The phones started ringing at Baltimore radio station 98 Rock immediately after a 6 a.m. news report that described the zoo's woes, said Stephanie Drummond, morning show producer.
"When we suggested that people could donate a few bucks, they started calling even more," she said.
The hosts of the Kirk, Mark & Lopez Show calculated that if 7,000 listeners donated $100 each to the zoo, the money could make up for $700,000 in state cuts over the past two years.
Before long, zoo officials heard about the radio stations campaign and offered to be part of the show at 8 a.m. today, bringing along a noisy, exotic bird.
The zoo also received a call yesterday from a representative of the Animal Planet television channel asking how that cable outlet might be able to help.
Pupils in Leila Saks-Bowersox's middle school classes at Baltimore Hebrew Congregation Day School came in talking about the zoo story and asking her what she thought they could do to help.
The longtime teacher devoted nearly two hours to the discussion, turning it into a chance for the pupils to practice writing persuasive letters, to talk about how government works and to brainstorm about how they could help.
She then contacted the zoo to ask how to best channel the students' energy. Zoo officials called her back and plan more discussions, she said.
Among the pupils' ideas were collecting donations, getting other schools involved and selling T-shirts with a save-the-zoo logo.
"My kids are just so upset," Saks-Bowersox said. "Some of the kids say they go there with their families every year. They get excited about a lot of things, but this one they're really passionate about. This school stresses doing things for other people."
Robert C. Embry Jr., president of the Abell Foundation, a Baltimore philanthropic organization, said that if the zoo applies for financial help, the foundation's board would consider the request.
"I can't speak for our board," he said. "They're more poverty-oriented, but they are city-oriented. So, it's conceivable. But it's not the type of thing that we usually do."
Board members help
The zoo's 45 board members - some of whom are honorary members - have contributed $50,000 to the zoo, Grieb said.
"A lot of our board members have reached deep into their pockets this year," she said.
The loss of the two female elephants would be the most visible sign of the zoo's struggle to stay afloat after a $700,000 reduction in state aid, compounded by a sagging economy and a year of terrible weather.
The changes announced by the zoo this week are expected to save more than $1 million.
The planned reduction in the zoo's animal collection entails sending some cranes, flamingos, and a number of ducks, reptiles and amphibians to other zoos. The animals that are being chosen do not fit into the zoo's new focus on wilderness and environmental hot spots.

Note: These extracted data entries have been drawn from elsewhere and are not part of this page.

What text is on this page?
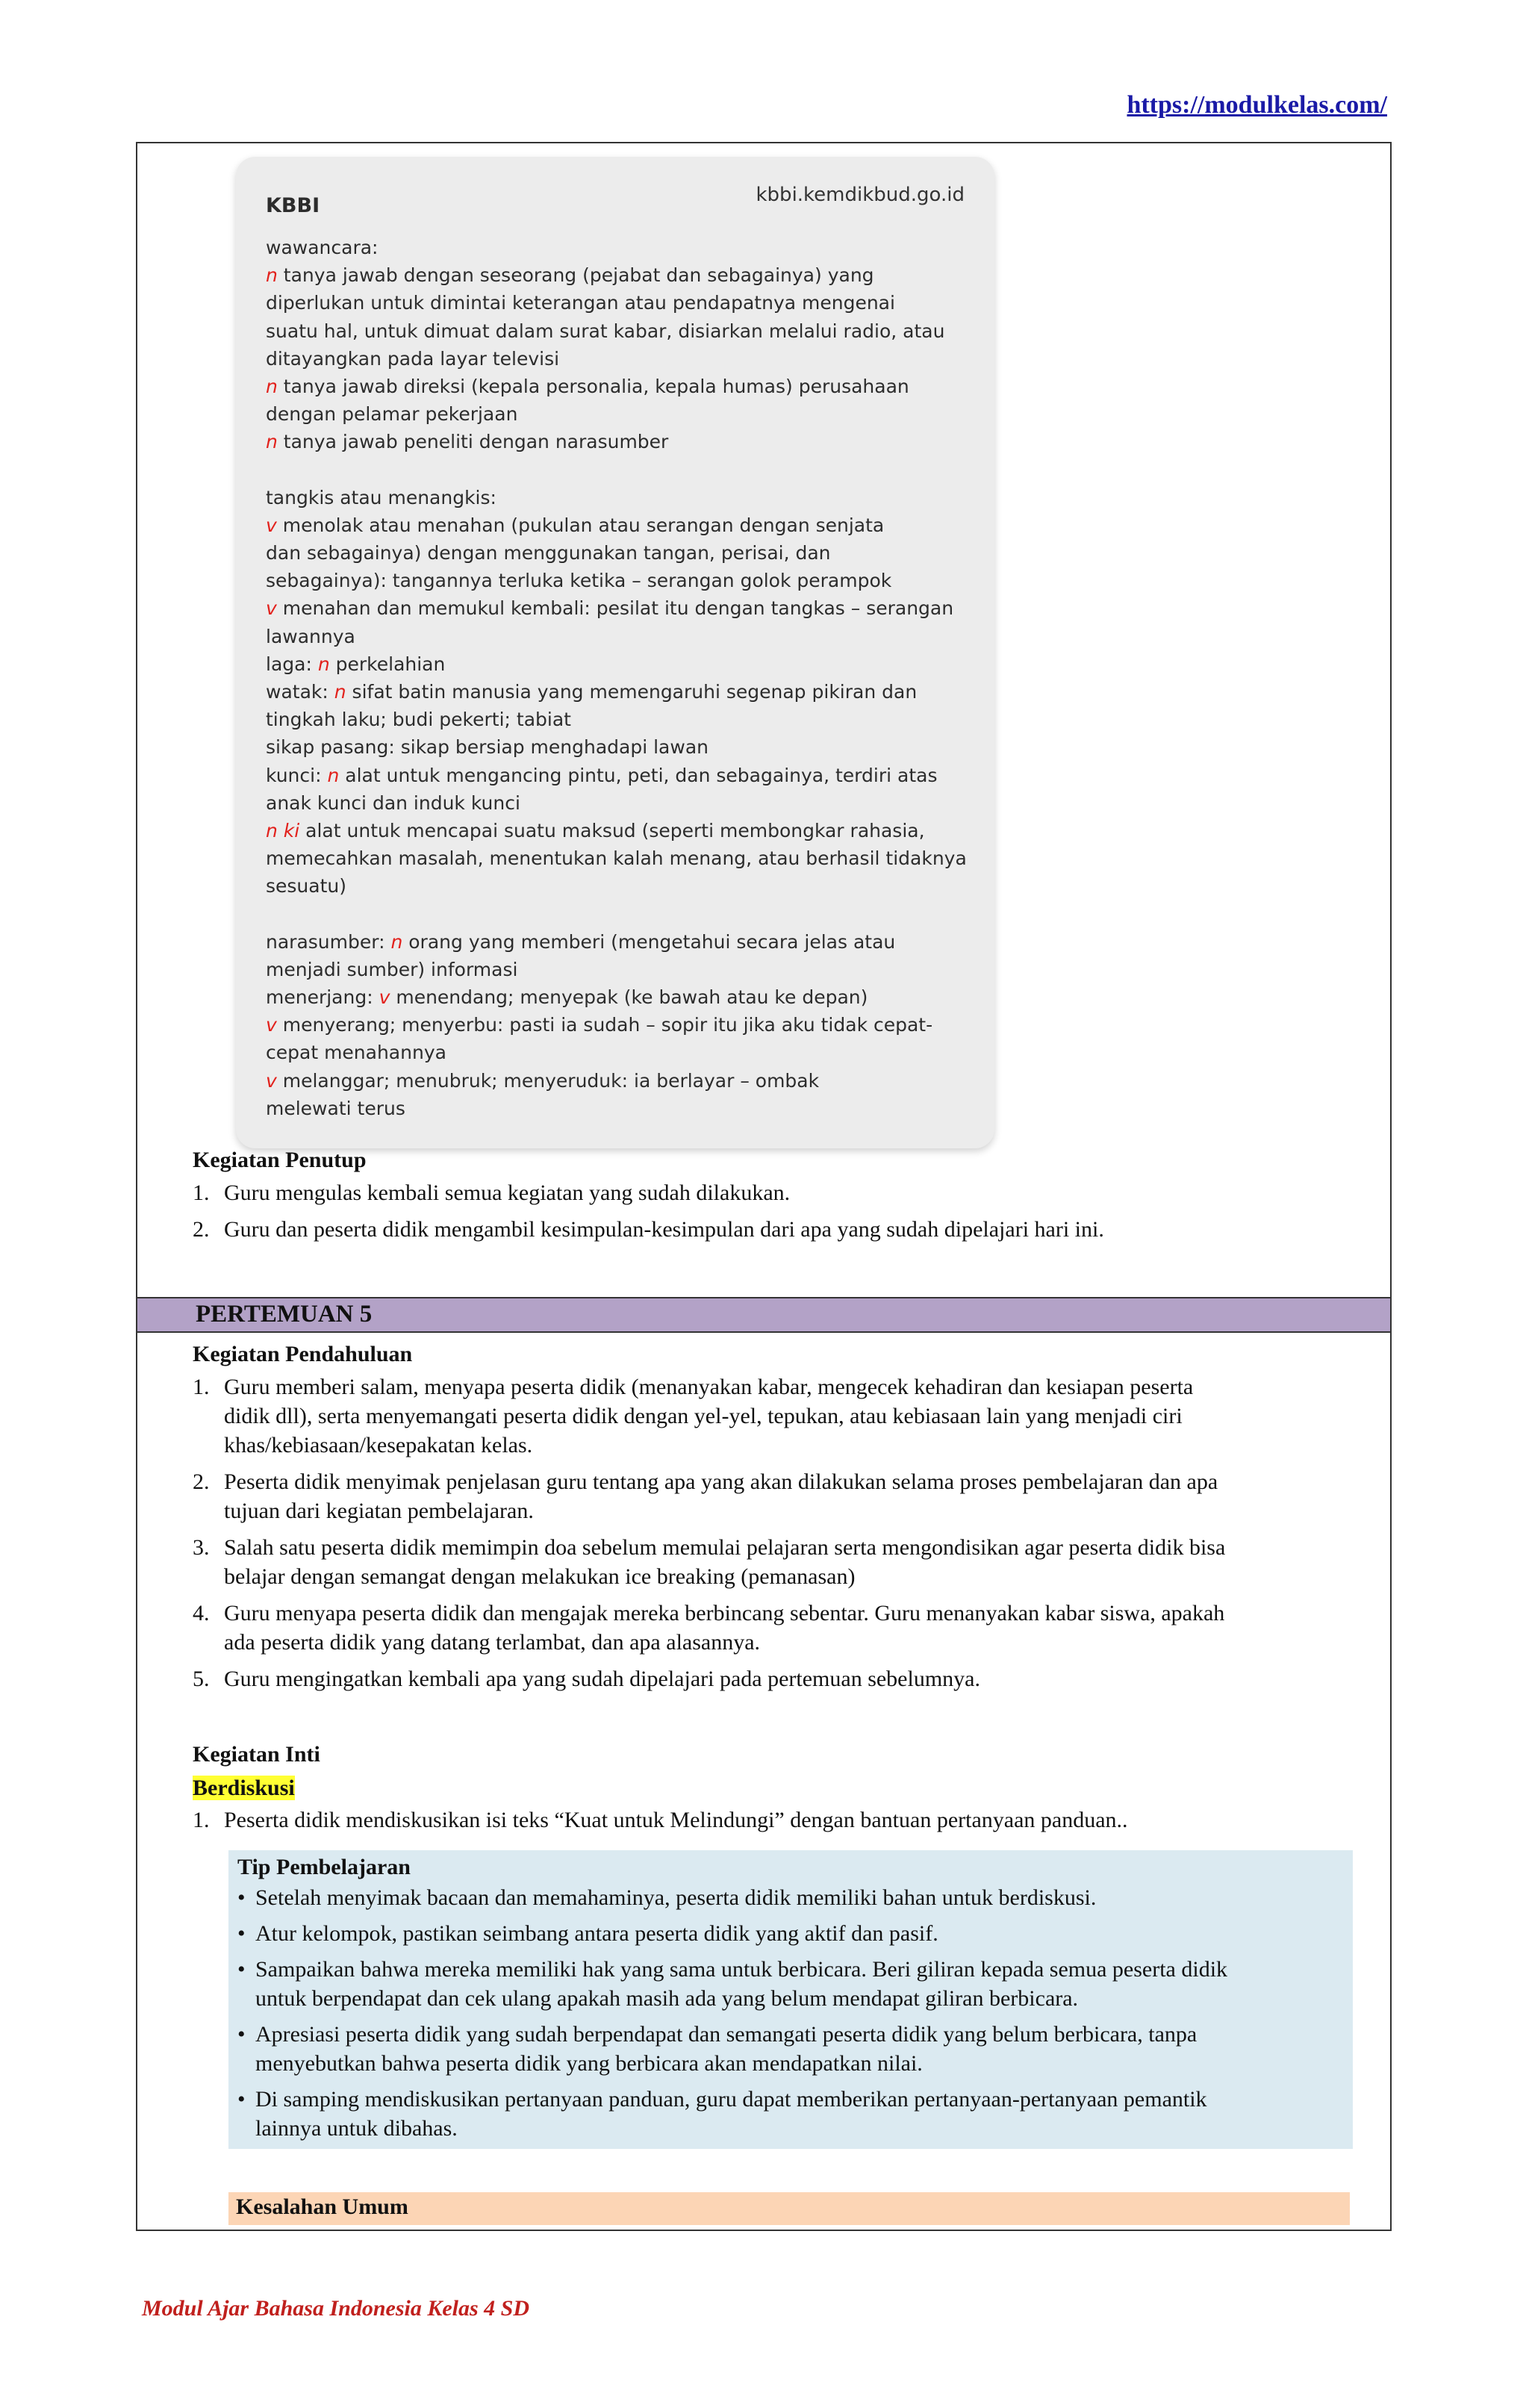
https://modulkelas.com/
kbbi.kemdikbud.go.id
KBBI
wawancara:
n tanya jawab dengan seseorang (pejabat dan sebagainya) yang
diperlukan untuk dimintai keterangan atau pendapatnya mengenai
suatu hal, untuk dimuat dalam surat kabar, disiarkan melalui radio, atau
ditayangkan pada layar televisi
n tanya jawab direksi (kepala personalia, kepala humas) perusahaan
dengan pelamar pekerjaan
n tanya jawab peneliti dengan narasumber
tangkis atau menangkis:
v menolak atau menahan (pukulan atau serangan dengan senjata
dan sebagainya) dengan menggunakan tangan, perisai, dan
sebagainya): tangannya terluka ketika – serangan golok perampok
v menahan dan memukul kembali: pesilat itu dengan tangkas – serangan
lawannya
laga: n perkelahian
watak: n sifat batin manusia yang memengaruhi segenap pikiran dan
tingkah laku; budi pekerti; tabiat
sikap pasang: sikap bersiap menghadapi lawan
kunci: n alat untuk mengancing pintu, peti, dan sebagainya, terdiri atas
anak kunci dan induk kunci
n ki alat untuk mencapai suatu maksud (seperti membongkar rahasia,
memecahkan masalah, menentukan kalah menang, atau berhasil tidaknya
sesuatu)
narasumber: n orang yang memberi (mengetahui secara jelas atau
menjadi sumber) informasi
menerjang: v menendang; menyepak (ke bawah atau ke depan)
v menyerang; menyerbu: pasti ia sudah – sopir itu jika aku tidak cepat-
cepat menahannya
v melanggar; menubruk; menyeruduk: ia berlayar – ombak
melewati terus
Kegiatan Penutup
1. Guru mengulas kembali semua kegiatan yang sudah dilakukan.
2. Guru dan peserta didik mengambil kesimpulan-kesimpulan dari apa yang sudah dipelajari hari ini.
PERTEMUAN 5
Kegiatan Pendahuluan
1. Guru memberi salam, menyapa peserta didik (menanyakan kabar, mengecek kehadiran dan kesiapan peserta
didik dll), serta menyemangati peserta didik dengan yel-yel, tepukan, atau kebiasaan lain yang menjadi ciri
khas/kebiasaan/kesepakatan kelas.
2. Peserta didik menyimak penjelasan guru tentang apa yang akan dilakukan selama proses pembelajaran dan apa
tujuan dari kegiatan pembelajaran.
3. Salah satu peserta didik memimpin doa sebelum memulai pelajaran serta mengondisikan agar peserta didik bisa
belajar dengan semangat dengan melakukan ice breaking (pemanasan)
4. Guru menyapa peserta didik dan mengajak mereka berbincang sebentar. Guru menanyakan kabar siswa, apakah
ada peserta didik yang datang terlambat, dan apa alasannya.
5. Guru mengingatkan kembali apa yang sudah dipelajari pada pertemuan sebelumnya.
Kegiatan Inti
Berdiskusi
1. Peserta didik mendiskusikan isi teks “Kuat untuk Melindungi” dengan bantuan pertanyaan panduan..
Tip Pembelajaran
• Setelah menyimak bacaan dan memahaminya, peserta didik memiliki bahan untuk berdiskusi.
• Atur kelompok, pastikan seimbang antara peserta didik yang aktif dan pasif.
• Sampaikan bahwa mereka memiliki hak yang sama untuk berbicara. Beri giliran kepada semua peserta didik
untuk berpendapat dan cek ulang apakah masih ada yang belum mendapat giliran berbicara.
• Apresiasi peserta didik yang sudah berpendapat dan semangati peserta didik yang belum berbicara, tanpa
menyebutkan bahwa peserta didik yang berbicara akan mendapatkan nilai.
• Di samping mendiskusikan pertanyaan panduan, guru dapat memberikan pertanyaan-pertanyaan pemantik
lainnya untuk dibahas.
Kesalahan Umum
Modul Ajar Bahasa Indonesia Kelas 4 SD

It is hoped that the elephants could be returned with their offspring in a few years when the zoo is financially stronger.

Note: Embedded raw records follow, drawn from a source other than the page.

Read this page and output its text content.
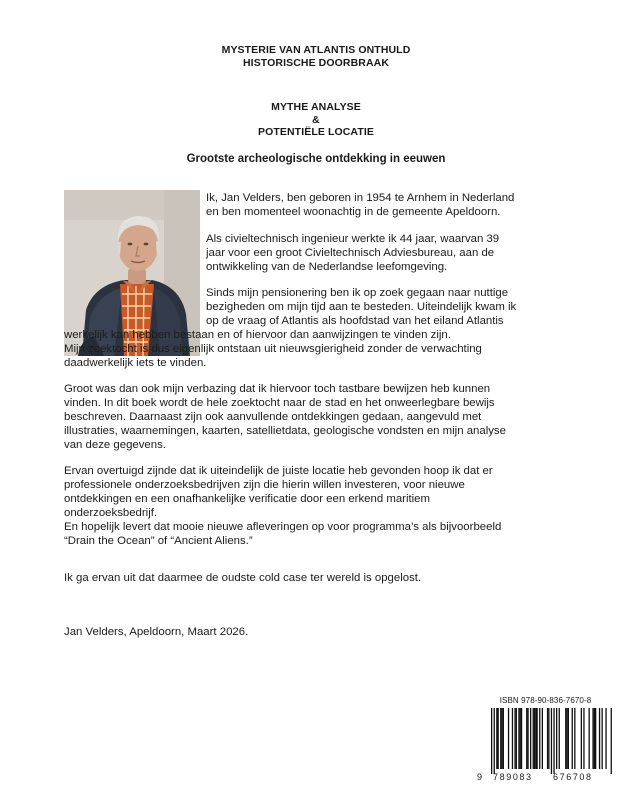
MYSTERIE VAN ATLANTIS ONTHULD
HISTORISCHE DOORBRAAK
MYTHE ANALYSE
&
POTENTIËLE LOCATIE
Grootste archeologische ontdekking in eeuwen
Ik, Jan Velders, ben geboren in 1954 te Arnhem in Nederland
en ben momenteel woonachtig in de gemeente Apeldoorn.
Als civieltechnisch ingenieur werkte ik 44 jaar, waarvan 39
jaar voor een groot Civieltechnisch Adviesbureau, aan de
ontwikkeling van de Nederlandse leefomgeving.
Sinds mijn pensionering ben ik op zoek gegaan naar nuttige
bezigheden om mijn tijd aan te besteden. Uiteindelijk kwam ik
op de vraag of Atlantis als hoofdstad van het eiland Atlantis
werkelijk kan hebben bestaan en of hiervoor dan aanwijzingen te vinden zijn.
Mijn zoektocht is dus eigenlijk ontstaan uit nieuwsgierigheid zonder de verwachting
daadwerkelijk iets te vinden.
Groot was dan ook mijn verbazing dat ik hiervoor toch tastbare bewijzen heb kunnen
vinden. In dit boek wordt de hele zoektocht naar de stad en het onweerlegbare bewijs
beschreven. Daarnaast zijn ook aanvullende ontdekkingen gedaan, aangevuld met
illustraties, waarnemingen, kaarten, satellietdata, geologische vondsten en mijn analyse
van deze gegevens.
Ervan overtuigd zijnde dat ik uiteindelijk de juiste locatie heb gevonden hoop ik dat er
professionele onderzoeksbedrijven zijn die hierin willen investeren, voor nieuwe
ontdekkingen en een onafhankelijke verificatie door een erkend maritiem
onderzoeksbedrijf.
En hopelijk levert dat mooie nieuwe afleveringen op voor programma’s als bijvoorbeeld
“Drain the Ocean” of “Ancient Aliens.”
Ik ga ervan uit dat daarmee de oudste cold case ter wereld is opgelost.
Jan Velders, Apeldoorn, Maart 2026.
ISBN 978-90-836-7670-8
9 789083 676708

Elephants and gorillas are typically the most popular attractions at many zoos, according to the American Zoo and Aquarium Association.
11.7% staff reduction
The 20 job cuts announced yesterday amount to a staff reduction of 11.7 percent that will bring employment down to about 150 people.

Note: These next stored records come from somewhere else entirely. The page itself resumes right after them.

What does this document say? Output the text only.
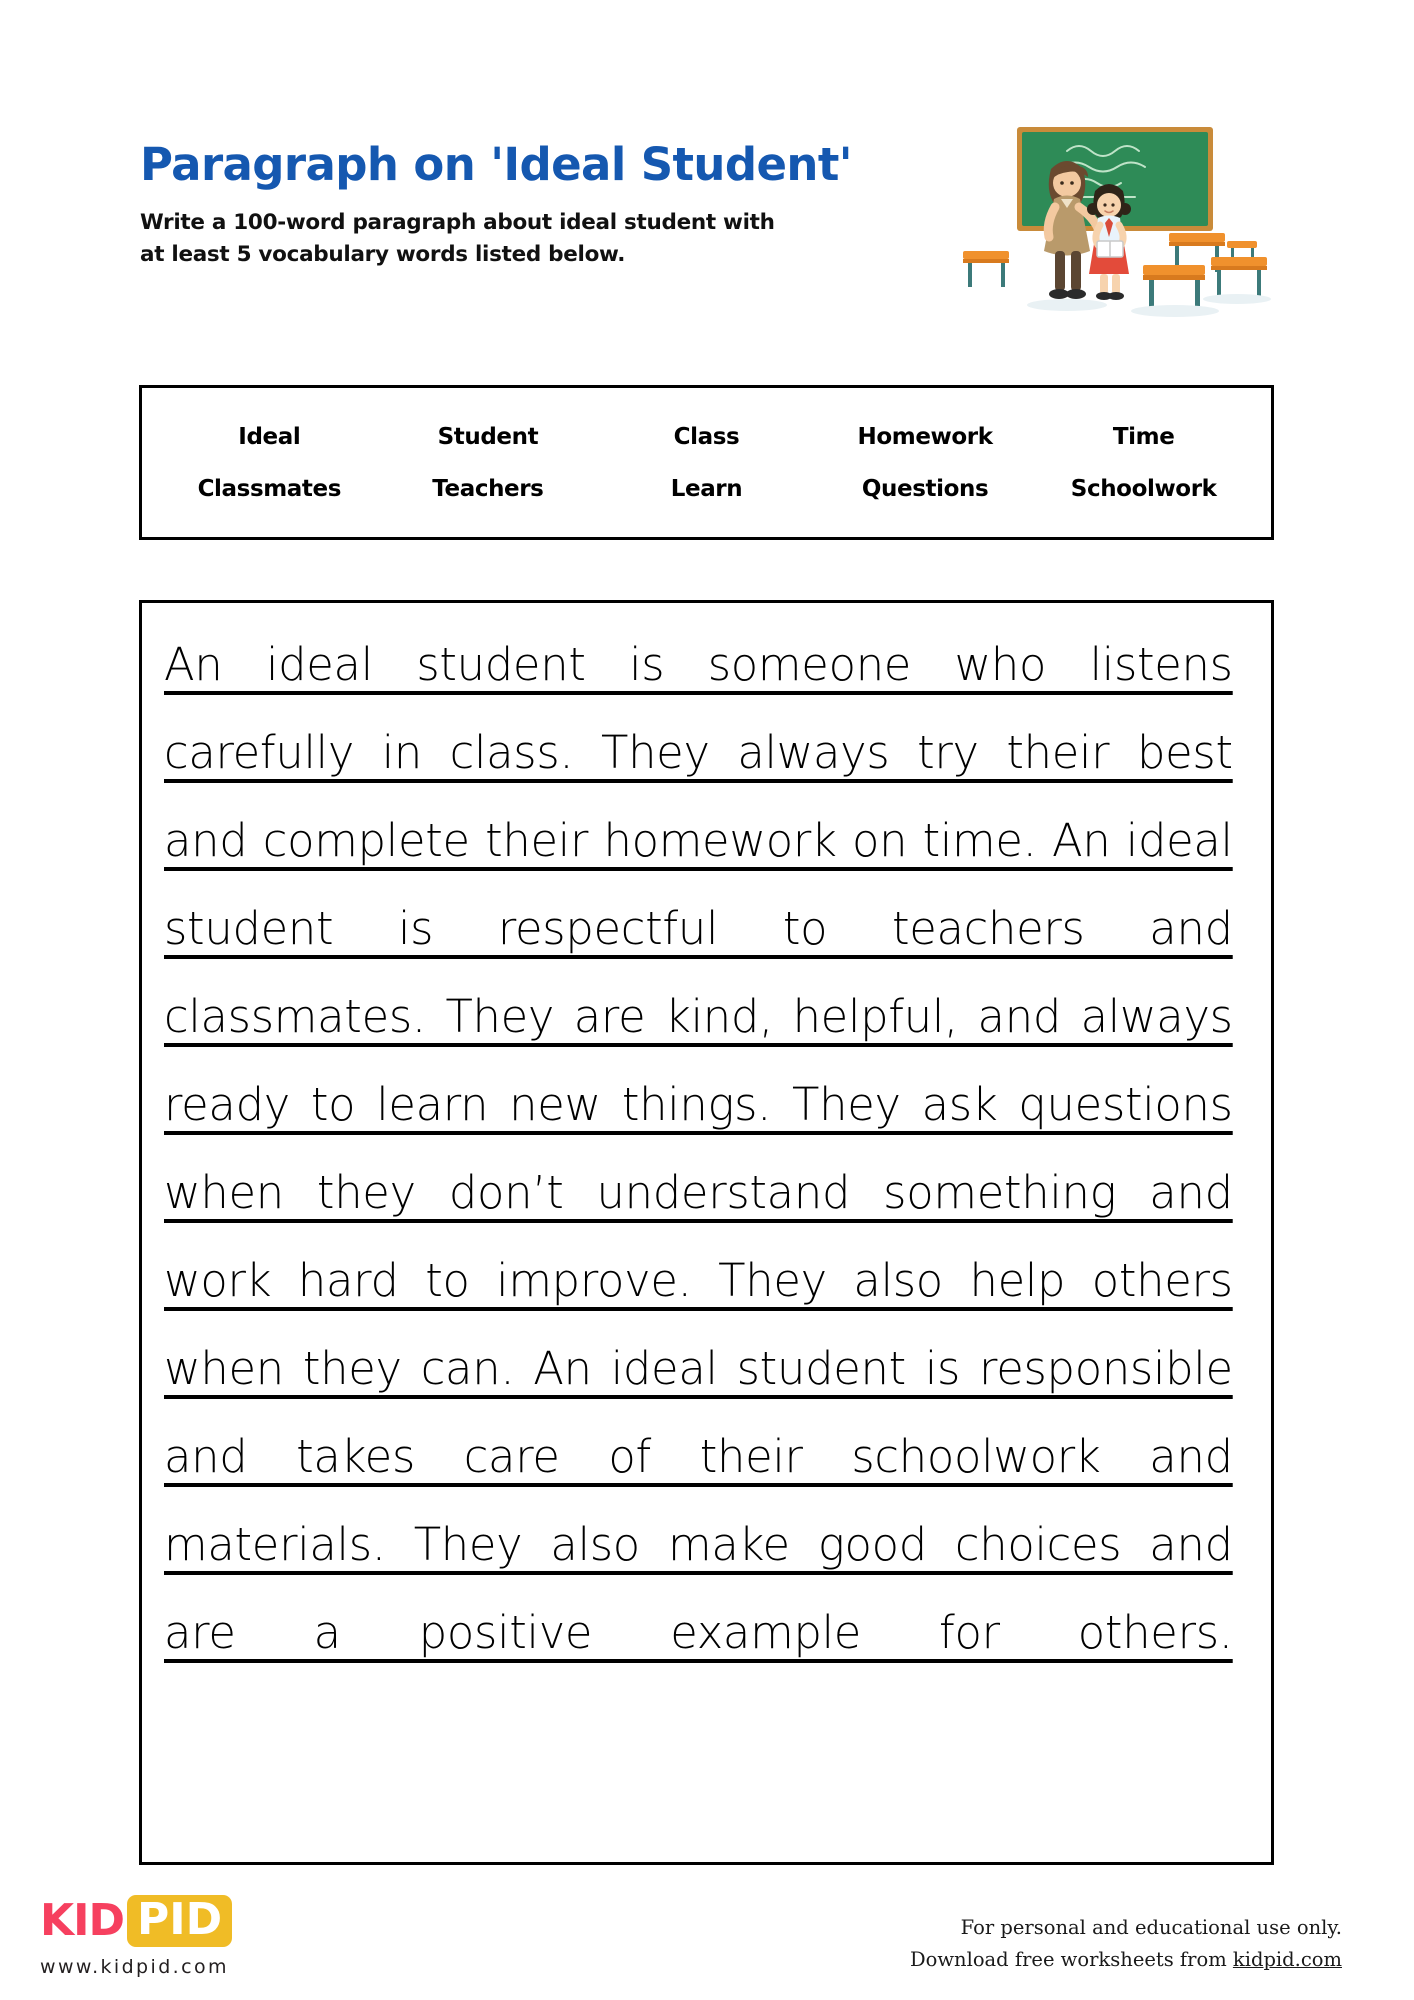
Paragraph on 'Ideal Student'
Write a 100-word paragraph about ideal student with at least 5 vocabulary words listed below.
Ideal	Student	Class	Homework	Time
Classmates	Teachers	Learn	Questions	Schoolwork
An ideal student is someone who listens carefully in class. They always try their best and complete their homework on time. An ideal student is respectful to teachers and classmates. They are kind, helpful, and always ready to learn new things. They ask questions when they don’t understand something and work hard to improve. They also help others when they can. An ideal student is responsible and takes care of their schoolwork and materials. They also make good choices and are a positive example for others.
KID PID
www.kidpid.com
For personal and educational use only.
Download free worksheets from kidpid.com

Job losses for the year are expected to total about 35, including positions that were not filled when they became vacant and those of staff members who were fired for poor performance and not replaced, Grieb said.
Another cost-cutting move will eliminate the popular summer camp program that has been offered by the zoo for years. That program cost $332,000 to operate and brought in $205,000 in revenue last year, producing a budget shortfall of nearly $130,000, zoo officials said.
Within weeks, the zoo will open a $7 million Polar Bear Watch exhibit, which will include a tundra buggy from which visitors will be able to view the bears. Some of the zoo's money is solely earmarked for capital projects and cannot be used to help with the operating budget.
Founded in 1867, the Baltimore Zoo is internationally known for its contributions to conservation and research.